Skala prioritas akan menyelamatkanmu dari pengeluaran yang sebenarnya tidak kamu perlukan, sekaligus membantumu untuk keluar dari pola hidup yang konsumtif. Agar kamu bisa melakukan cara menabung yang benar, ada beberapa hal yang perlu kamu perhatikan sebelum membuat skala prioritas, yaitu:

  • Tingkat kebutuhan
  • Sisihkan untuk tabungan
  • Perhatikan waktu pengeluaran
  • Cermati kesempatan, tempat, dan harga terbaik (misalnya, diskon)

Jangan merancang skala prioritas yang membuatmu stres, seimbangkan pendapatan dan pengeluaran kamu. Maka dari itu, setelah membuat skala prioritas hal yang harus kamu lakukan adalah stick to the budget. Tetap bertahan pada budget yang sudah dialokasikan memang sulit, namun ketika kamu hendak berbelanja barang-barang yang di luar budget, ingatkan dirimu bahwa kamu sedang menabung untuk tujuan tertentu.

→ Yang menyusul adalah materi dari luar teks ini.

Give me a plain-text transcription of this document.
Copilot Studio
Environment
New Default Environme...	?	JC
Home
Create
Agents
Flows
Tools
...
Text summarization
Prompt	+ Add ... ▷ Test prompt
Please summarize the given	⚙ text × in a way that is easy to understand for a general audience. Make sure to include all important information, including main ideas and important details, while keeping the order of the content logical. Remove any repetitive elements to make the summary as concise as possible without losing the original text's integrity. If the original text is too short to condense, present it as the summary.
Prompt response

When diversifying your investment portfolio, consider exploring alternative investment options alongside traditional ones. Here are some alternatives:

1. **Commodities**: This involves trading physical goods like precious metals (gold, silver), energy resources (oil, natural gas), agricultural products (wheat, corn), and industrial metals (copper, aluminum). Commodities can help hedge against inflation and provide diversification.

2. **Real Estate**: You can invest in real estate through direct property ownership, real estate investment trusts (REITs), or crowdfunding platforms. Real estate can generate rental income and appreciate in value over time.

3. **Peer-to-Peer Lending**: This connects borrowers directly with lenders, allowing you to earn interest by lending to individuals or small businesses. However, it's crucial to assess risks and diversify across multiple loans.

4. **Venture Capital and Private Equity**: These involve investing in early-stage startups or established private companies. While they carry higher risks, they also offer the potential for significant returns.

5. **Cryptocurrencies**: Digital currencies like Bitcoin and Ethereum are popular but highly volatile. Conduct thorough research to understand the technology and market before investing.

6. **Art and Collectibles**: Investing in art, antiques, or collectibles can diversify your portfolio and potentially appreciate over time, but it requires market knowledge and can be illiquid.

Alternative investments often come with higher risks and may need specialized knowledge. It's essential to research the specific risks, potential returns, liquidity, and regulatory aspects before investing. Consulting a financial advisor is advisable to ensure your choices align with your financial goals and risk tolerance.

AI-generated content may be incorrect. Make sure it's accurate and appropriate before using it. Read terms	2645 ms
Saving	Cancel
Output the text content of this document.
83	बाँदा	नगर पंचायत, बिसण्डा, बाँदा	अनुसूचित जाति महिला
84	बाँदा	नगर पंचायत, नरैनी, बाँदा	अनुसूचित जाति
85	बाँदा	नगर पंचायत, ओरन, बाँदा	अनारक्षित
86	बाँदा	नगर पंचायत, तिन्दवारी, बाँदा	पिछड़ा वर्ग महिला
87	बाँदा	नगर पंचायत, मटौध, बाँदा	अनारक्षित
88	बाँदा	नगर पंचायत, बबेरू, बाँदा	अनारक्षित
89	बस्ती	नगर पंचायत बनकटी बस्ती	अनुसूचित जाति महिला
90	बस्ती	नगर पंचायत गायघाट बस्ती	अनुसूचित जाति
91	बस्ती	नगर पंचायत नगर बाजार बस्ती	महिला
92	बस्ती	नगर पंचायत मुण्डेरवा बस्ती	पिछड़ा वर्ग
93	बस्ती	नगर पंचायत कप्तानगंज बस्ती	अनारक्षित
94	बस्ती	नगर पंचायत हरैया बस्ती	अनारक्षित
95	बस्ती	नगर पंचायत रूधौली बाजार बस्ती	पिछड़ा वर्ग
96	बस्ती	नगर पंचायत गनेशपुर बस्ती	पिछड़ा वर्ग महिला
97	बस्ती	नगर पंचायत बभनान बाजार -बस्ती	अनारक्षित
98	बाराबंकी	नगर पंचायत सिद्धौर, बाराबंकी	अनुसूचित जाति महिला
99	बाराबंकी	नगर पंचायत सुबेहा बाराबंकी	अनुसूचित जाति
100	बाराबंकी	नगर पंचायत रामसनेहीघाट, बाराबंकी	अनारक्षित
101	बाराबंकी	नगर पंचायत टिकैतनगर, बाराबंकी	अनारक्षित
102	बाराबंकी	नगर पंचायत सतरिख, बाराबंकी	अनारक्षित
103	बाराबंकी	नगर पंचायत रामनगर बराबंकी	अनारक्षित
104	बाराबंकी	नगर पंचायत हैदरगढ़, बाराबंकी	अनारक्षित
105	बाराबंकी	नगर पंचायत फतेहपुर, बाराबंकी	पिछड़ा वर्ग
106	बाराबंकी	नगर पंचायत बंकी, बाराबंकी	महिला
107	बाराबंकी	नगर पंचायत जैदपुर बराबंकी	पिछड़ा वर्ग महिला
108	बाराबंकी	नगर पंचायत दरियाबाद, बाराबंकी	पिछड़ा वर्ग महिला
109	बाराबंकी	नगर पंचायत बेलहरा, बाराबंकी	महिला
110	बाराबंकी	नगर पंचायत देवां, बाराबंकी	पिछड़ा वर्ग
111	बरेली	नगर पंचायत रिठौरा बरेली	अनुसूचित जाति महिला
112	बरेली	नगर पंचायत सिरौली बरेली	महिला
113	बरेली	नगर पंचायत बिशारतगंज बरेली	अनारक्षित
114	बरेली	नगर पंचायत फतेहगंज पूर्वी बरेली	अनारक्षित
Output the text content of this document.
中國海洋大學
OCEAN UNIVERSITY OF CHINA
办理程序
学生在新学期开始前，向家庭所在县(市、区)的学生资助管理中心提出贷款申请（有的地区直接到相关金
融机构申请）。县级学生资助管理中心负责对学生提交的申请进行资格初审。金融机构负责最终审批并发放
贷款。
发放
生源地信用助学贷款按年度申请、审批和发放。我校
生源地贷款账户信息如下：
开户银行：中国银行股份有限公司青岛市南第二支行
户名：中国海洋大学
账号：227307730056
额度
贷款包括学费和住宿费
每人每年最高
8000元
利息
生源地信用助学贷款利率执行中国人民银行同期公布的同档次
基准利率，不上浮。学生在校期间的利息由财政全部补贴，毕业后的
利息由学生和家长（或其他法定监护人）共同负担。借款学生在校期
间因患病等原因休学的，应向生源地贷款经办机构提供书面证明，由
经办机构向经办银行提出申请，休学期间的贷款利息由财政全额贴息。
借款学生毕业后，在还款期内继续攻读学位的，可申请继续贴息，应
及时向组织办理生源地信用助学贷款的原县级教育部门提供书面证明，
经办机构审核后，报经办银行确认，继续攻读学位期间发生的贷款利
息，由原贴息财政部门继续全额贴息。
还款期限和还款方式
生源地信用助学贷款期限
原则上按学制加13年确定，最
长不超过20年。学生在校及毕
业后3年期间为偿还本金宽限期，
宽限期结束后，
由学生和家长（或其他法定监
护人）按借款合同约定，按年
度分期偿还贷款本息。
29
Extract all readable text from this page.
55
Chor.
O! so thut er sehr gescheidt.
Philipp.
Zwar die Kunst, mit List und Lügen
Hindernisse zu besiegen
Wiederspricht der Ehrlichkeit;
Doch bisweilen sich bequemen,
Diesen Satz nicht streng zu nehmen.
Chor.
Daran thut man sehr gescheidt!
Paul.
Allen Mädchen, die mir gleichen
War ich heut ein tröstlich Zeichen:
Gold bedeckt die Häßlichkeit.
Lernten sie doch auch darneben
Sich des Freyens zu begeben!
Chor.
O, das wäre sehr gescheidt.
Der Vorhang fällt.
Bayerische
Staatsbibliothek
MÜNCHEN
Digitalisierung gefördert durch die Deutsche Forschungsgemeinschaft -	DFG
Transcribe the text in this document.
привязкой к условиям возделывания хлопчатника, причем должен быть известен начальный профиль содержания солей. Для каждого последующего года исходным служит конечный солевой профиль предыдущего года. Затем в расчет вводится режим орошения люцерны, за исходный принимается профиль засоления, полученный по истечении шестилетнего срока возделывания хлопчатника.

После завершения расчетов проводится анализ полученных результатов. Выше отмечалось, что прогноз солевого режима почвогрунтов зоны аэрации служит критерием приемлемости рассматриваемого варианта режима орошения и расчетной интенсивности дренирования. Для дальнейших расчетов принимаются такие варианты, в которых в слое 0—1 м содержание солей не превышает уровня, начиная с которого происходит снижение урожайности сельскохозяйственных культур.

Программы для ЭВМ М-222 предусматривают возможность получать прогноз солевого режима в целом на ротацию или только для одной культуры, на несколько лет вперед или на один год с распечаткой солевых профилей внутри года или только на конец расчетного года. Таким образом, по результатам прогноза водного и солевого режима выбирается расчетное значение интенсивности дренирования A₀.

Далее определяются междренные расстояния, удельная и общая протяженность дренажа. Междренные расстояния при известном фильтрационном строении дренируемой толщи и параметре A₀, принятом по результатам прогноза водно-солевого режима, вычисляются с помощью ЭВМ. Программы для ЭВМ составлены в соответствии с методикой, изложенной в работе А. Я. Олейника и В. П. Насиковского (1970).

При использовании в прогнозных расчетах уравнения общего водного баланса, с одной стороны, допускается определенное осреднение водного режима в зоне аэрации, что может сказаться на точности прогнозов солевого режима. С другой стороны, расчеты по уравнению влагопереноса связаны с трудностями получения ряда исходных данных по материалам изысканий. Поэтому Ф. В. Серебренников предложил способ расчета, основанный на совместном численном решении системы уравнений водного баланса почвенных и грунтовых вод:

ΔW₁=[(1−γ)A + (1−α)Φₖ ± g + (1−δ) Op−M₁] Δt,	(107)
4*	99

Baca juga: Cara Menabung 1 Juta Dalam 1 Bulan, Simak Tipsnya

6. Cari Pendapatan Tambahan

Masih sulit menabung? Cobalah dengan mencari pendapatan tambahan. Cara ini cukup efektif bila kamu ingin mencapai target yang tinggi. Kamu bisa mencoba mendapatkan uang dari internet, misalnya menjadi freelancer penulis, fotografi, desain grafis, atau yang lainnya sesuai minat dan kemampuanmu.

Atau kamu juga bisa menjual barang-barang yang tidak kamu pakai masih layak digunakan, seperti menjual preloved di e-commerce atau media sosial. Kamu juga bisa melakukan investasi di pasar uang atau obligasi dengan penghasilan yang lumayan. Siapa tahu hal ini bisa jadi cara menabung 50 juta dalam setahun yang mungkin jadi target kamu misalnya.